1)    to experiment with different representations of walking styles in     terms of components

2)    for each one of these representations, to estimate the rate of     learning which it implies. If we assume that the Proposition holds, then this just means estimating the ratio c/D.

    The ratio c/D is an interesting quantity. If we knew which representation the brain used, then we could use this quantity to estimate the rate at which infants, once they possess the requisite physical development, learn to walk. And, conversely, Darwinist thinking indicates that the representation used by the brain should be at least a local maximum of c/D. This suggests that, by experimenting with various representations, one might be able to make an educated guess as to the representation used by the brain.

    Based on these preliminary ideas, it seems fairly likely that the discrete dynamics approach is capable of explaining much of the data on learning to walk. If this is indeed the case, then the present approach constitutes a significant improvement over the dynamical systems approach given by Thelen and Ulrich, inasmuch as it explains the same phenomena and yet harmonizes well with scheme-based and microgenetic analyses of the development of upright locomotion.
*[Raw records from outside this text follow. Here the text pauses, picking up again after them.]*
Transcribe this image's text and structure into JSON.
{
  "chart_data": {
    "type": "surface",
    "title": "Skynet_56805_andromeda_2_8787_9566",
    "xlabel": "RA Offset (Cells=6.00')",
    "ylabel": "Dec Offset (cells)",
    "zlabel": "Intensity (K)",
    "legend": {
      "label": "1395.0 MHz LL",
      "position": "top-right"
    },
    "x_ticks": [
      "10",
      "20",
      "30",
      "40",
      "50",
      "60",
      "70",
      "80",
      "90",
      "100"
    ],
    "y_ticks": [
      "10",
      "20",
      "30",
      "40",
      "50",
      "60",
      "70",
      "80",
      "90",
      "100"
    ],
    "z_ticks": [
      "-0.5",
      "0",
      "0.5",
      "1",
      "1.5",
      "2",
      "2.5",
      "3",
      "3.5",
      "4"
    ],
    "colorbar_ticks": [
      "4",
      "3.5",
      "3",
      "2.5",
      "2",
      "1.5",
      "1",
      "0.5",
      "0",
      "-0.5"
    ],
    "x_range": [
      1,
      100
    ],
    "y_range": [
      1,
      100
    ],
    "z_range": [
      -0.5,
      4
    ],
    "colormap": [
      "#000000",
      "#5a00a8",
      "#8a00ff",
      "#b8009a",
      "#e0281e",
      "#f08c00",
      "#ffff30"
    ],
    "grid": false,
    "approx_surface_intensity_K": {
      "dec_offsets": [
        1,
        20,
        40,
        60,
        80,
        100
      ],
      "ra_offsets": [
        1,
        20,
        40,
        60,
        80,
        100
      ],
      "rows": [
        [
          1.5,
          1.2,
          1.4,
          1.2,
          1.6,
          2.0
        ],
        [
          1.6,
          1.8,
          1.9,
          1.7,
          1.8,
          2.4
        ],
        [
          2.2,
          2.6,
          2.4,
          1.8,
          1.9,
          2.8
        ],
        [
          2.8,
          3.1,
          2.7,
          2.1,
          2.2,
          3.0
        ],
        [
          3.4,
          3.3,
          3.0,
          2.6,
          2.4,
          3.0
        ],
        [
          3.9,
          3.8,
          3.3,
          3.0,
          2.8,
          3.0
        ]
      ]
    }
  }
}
The moral of the story is that discrete dynamics, applied appropriately, allows us to unify dynamical-systems thinking with procedure-oriented thinking.

    This method of analysis is, of course, not limited to the study of walking. The development of independent upright locomotion is merely a convenient testing ground on which to refine the discrete dynamics approach to motor development. Once the analysis of walking has been completed, the next step will be more complex motion tasks. The only serious obstacle here is that our Proposition is about walking; it need not hold for general motion tasks. For instance, a task such as frisbee throwing, which may be done in many different ways, probably corresponds to a function f which is significantly multiextremal on all scales. Walking presents a fairly well-behaved objective function, and therefore it is a natural motion task with which to begin.